- Born: July 22, 1837 Tiverton, Rhode Island, US
- Died: August 29, 1928 (aged 91) East Providence, Rhode Island, US
- Buried: Lakeside-Carpenter Cemetery
- Allegiance: United States of America
- Branch: United States Army
- Service years: 1861–1865
- Rank: Captain
- Unit: 1st Regiment Rhode Island Volunteer Cavalry
- Conflicts: American Civil War Battle of Second Bull Run; Battle of Middleburg; First Battle of Deep Bottom;
- Awards: Medal of Honor

= George N. Bliss =

US Army officer and Medal of Honor recipient

Captain George Newman Bliss (July 22, 1837 – August 29, 1928) was an American soldier who fought in the American Civil War. Bliss received the country's highest award for bravery during combat, the Medal of Honor, for his actions to counter a Confederate advance in Waynesboro, Virginia on 28 September 1864. He was honored with the award on 3 August 1897.

==Biography==
Bliss was born in Tiverton, Rhode Island on 22 July 1837 to James Leonard and Sarah A. Bliss née Stafford. Before the war Bliss completed his law degree at Albany Law School in May 1861 and was called to the bar in New York. That same year he enlisted into the Company B of the 1st Rhode Island Cavalry. The following year he was promoted to captain of Company C. He participated in several Civil War battles including the Battle of Second Bull Run, the Battle of Middleburg within the Gettysburg campaign and the First Battle of Deep Bottom as part of the Siege of Petersburg. In September 1864, while in command of a provost guard in the Shenandoah Valley he performed an act of gallantry that resulted in his capture by Confederate soldiers and earned him his Medal of Honor award after his release from Libby Prison on 5 February 1865.

Bliss mustered out of the army in 1865, following the conclusion of the war. He subsequently married Fanny Amelia Carpenter with whom he had five children. He died on 29 August 1928 in East Providence, Rhode Island and is buried at Lakeside-Carpenter Cemetery.

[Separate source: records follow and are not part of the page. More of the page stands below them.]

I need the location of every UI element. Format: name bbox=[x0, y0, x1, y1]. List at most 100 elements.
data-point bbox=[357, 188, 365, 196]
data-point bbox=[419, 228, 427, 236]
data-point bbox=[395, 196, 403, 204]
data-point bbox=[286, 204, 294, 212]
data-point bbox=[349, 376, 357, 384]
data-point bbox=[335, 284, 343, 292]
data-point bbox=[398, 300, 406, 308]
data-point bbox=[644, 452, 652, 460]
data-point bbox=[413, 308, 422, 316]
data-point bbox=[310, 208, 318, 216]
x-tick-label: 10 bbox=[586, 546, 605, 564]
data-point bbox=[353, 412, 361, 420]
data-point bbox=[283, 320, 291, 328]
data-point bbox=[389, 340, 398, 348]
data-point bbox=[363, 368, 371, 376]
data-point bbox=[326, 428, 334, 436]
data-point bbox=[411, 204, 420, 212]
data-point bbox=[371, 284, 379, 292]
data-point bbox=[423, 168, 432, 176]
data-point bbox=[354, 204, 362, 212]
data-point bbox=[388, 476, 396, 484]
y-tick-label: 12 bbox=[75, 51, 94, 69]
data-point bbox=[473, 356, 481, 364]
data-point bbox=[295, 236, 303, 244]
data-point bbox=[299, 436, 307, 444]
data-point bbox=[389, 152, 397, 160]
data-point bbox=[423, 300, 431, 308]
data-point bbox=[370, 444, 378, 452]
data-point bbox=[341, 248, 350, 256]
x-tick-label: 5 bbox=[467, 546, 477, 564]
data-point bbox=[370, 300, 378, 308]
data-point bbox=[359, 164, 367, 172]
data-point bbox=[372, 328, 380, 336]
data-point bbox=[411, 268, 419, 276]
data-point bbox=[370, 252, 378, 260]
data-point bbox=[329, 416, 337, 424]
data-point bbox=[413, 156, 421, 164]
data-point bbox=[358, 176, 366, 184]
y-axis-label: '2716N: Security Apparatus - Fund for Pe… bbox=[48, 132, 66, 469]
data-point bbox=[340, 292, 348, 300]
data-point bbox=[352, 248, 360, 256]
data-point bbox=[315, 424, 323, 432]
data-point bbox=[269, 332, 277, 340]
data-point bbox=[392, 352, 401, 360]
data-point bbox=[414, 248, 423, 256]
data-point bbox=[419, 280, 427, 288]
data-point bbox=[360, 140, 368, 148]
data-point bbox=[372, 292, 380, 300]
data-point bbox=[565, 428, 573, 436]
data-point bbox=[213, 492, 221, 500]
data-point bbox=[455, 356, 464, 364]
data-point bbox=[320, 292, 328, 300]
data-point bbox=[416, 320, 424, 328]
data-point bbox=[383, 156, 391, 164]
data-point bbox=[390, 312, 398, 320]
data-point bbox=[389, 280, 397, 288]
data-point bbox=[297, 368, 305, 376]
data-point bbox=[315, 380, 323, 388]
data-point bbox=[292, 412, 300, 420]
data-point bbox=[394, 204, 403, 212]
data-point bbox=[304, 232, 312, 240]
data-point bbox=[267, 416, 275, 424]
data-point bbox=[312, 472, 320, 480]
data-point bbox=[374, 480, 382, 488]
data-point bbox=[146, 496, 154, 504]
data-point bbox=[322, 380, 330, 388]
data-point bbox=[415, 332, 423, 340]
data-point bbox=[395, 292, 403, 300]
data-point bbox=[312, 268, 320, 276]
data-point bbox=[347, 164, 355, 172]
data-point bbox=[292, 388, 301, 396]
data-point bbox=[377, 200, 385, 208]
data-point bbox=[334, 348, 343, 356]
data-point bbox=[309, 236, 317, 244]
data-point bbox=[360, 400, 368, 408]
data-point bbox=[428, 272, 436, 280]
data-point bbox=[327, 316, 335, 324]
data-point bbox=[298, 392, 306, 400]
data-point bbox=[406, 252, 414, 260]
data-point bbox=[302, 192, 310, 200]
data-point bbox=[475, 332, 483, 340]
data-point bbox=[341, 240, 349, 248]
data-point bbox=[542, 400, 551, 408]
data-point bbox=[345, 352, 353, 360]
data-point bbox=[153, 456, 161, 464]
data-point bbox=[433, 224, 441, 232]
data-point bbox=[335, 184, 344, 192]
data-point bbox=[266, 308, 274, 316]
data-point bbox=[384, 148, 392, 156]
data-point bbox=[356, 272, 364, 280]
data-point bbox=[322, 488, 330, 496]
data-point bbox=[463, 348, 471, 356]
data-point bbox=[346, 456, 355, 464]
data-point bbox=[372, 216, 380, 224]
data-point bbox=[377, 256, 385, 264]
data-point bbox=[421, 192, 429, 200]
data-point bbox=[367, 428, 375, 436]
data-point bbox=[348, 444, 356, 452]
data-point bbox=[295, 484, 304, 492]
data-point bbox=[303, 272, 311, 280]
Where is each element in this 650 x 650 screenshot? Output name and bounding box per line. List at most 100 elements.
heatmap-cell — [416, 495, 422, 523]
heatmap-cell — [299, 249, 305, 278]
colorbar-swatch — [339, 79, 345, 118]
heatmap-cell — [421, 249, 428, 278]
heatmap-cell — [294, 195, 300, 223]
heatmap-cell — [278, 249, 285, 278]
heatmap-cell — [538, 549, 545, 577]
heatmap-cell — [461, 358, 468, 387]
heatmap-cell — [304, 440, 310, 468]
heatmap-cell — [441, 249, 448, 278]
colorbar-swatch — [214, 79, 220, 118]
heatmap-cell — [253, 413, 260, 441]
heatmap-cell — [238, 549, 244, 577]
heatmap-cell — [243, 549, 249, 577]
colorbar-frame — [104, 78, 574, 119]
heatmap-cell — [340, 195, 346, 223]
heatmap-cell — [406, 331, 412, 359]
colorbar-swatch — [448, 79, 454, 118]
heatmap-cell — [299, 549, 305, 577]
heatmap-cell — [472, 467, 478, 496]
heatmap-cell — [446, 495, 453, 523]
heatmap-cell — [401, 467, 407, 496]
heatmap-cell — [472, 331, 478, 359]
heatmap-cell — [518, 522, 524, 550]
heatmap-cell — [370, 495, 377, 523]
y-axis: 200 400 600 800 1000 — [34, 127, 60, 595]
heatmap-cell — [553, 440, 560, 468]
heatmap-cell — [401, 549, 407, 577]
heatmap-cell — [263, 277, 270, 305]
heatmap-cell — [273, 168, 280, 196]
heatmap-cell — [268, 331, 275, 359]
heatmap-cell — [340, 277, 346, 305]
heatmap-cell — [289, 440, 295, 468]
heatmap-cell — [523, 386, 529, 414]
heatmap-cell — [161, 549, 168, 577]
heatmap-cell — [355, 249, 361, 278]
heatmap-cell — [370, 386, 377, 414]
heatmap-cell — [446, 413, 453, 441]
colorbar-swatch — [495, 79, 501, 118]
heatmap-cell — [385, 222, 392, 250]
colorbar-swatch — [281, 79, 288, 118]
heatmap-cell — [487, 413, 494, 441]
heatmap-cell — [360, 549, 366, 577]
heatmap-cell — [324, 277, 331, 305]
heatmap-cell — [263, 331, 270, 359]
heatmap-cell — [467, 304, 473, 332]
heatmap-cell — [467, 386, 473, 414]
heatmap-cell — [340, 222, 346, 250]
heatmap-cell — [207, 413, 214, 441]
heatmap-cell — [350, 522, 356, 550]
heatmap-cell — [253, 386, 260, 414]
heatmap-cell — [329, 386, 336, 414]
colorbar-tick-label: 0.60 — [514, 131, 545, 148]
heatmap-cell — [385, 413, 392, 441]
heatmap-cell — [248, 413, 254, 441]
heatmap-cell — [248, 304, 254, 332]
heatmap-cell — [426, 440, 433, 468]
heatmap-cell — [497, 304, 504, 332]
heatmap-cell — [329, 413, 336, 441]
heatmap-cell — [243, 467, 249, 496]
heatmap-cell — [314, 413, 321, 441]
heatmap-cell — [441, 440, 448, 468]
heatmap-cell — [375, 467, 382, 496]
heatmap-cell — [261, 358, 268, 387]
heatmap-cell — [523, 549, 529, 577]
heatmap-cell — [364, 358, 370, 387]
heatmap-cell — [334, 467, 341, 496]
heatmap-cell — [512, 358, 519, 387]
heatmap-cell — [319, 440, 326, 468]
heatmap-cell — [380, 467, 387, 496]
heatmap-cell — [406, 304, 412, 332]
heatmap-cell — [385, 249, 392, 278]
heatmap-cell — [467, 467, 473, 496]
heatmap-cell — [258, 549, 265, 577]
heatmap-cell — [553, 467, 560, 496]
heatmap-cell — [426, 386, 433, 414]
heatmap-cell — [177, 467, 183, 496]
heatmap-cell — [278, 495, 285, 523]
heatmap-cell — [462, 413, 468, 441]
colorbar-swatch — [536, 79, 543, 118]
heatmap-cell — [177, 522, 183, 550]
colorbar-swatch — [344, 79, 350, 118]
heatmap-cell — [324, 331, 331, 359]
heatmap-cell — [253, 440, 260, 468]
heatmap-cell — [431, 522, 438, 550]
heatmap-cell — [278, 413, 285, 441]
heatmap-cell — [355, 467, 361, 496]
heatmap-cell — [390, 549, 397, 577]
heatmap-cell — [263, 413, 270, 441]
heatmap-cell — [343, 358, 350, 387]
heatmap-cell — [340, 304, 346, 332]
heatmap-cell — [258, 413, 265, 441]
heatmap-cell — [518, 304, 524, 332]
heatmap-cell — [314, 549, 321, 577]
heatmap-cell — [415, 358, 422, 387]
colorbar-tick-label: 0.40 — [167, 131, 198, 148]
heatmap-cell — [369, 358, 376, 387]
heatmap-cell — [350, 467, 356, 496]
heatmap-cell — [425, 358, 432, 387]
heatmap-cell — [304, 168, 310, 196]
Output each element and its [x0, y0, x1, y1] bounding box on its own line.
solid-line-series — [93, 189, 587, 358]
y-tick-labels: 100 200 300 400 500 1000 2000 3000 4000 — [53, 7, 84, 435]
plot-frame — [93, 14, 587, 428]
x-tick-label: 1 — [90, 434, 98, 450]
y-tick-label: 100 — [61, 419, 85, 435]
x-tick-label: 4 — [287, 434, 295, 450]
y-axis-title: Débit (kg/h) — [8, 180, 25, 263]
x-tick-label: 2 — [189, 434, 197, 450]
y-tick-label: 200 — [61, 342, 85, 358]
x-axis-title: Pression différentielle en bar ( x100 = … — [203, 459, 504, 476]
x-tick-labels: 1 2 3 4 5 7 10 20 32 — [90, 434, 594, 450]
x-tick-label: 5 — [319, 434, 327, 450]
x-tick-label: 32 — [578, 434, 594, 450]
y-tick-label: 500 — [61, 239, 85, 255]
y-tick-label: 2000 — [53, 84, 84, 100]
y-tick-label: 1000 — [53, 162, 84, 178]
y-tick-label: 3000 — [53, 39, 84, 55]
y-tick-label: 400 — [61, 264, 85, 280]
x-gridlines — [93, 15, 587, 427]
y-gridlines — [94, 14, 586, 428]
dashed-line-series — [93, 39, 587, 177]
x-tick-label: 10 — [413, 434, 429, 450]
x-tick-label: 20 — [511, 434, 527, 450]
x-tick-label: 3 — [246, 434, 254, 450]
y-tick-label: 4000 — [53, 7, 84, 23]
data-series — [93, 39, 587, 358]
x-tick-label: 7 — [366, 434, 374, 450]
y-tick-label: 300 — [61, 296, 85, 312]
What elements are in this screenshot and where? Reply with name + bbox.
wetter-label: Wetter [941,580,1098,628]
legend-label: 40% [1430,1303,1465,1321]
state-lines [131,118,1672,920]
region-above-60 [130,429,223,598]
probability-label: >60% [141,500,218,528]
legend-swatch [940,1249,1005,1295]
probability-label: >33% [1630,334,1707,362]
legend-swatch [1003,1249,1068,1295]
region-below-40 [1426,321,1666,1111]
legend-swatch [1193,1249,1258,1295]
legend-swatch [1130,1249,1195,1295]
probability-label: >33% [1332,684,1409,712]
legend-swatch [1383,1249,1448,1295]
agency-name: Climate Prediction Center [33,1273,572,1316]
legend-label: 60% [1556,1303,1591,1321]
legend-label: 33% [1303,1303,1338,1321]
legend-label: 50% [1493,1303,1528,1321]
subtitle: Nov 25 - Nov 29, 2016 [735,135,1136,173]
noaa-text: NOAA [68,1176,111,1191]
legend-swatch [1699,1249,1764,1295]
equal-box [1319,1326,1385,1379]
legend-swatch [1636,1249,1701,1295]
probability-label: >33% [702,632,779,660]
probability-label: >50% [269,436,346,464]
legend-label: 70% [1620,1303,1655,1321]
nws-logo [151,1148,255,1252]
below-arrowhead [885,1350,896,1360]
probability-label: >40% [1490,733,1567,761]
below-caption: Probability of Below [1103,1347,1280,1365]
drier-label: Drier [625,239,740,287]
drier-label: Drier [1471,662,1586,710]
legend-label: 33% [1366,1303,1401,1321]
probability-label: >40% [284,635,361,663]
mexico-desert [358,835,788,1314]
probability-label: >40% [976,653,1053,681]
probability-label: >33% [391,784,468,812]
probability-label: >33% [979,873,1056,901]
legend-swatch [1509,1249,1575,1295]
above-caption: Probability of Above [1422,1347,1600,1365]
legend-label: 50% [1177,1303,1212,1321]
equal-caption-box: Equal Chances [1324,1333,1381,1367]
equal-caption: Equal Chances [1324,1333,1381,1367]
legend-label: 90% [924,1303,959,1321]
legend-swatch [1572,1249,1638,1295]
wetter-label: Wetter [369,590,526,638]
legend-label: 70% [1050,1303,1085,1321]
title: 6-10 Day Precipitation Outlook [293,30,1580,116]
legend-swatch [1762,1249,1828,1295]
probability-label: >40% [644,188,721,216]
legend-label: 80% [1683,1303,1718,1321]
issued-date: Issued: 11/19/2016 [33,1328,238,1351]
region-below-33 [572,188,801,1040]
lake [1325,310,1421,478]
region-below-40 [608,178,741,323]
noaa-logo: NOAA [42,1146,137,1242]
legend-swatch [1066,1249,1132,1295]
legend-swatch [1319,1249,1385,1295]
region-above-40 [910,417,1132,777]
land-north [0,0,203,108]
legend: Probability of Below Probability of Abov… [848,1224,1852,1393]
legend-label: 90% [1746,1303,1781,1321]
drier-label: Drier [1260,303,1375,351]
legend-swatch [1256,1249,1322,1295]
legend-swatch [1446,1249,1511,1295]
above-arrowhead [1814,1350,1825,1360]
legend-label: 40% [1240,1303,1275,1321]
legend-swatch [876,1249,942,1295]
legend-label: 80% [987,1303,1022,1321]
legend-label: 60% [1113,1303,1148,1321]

==Medal of Honor citation==

While in command of the provost guard in the village, he saw the Union lines returning before the attack of a greatly superior force of the enemy, mustered his guard, and, without orders, joined in the defense and charged the enemy without support. He received three saber wounds, his horse was shot, and he was taken prisoner.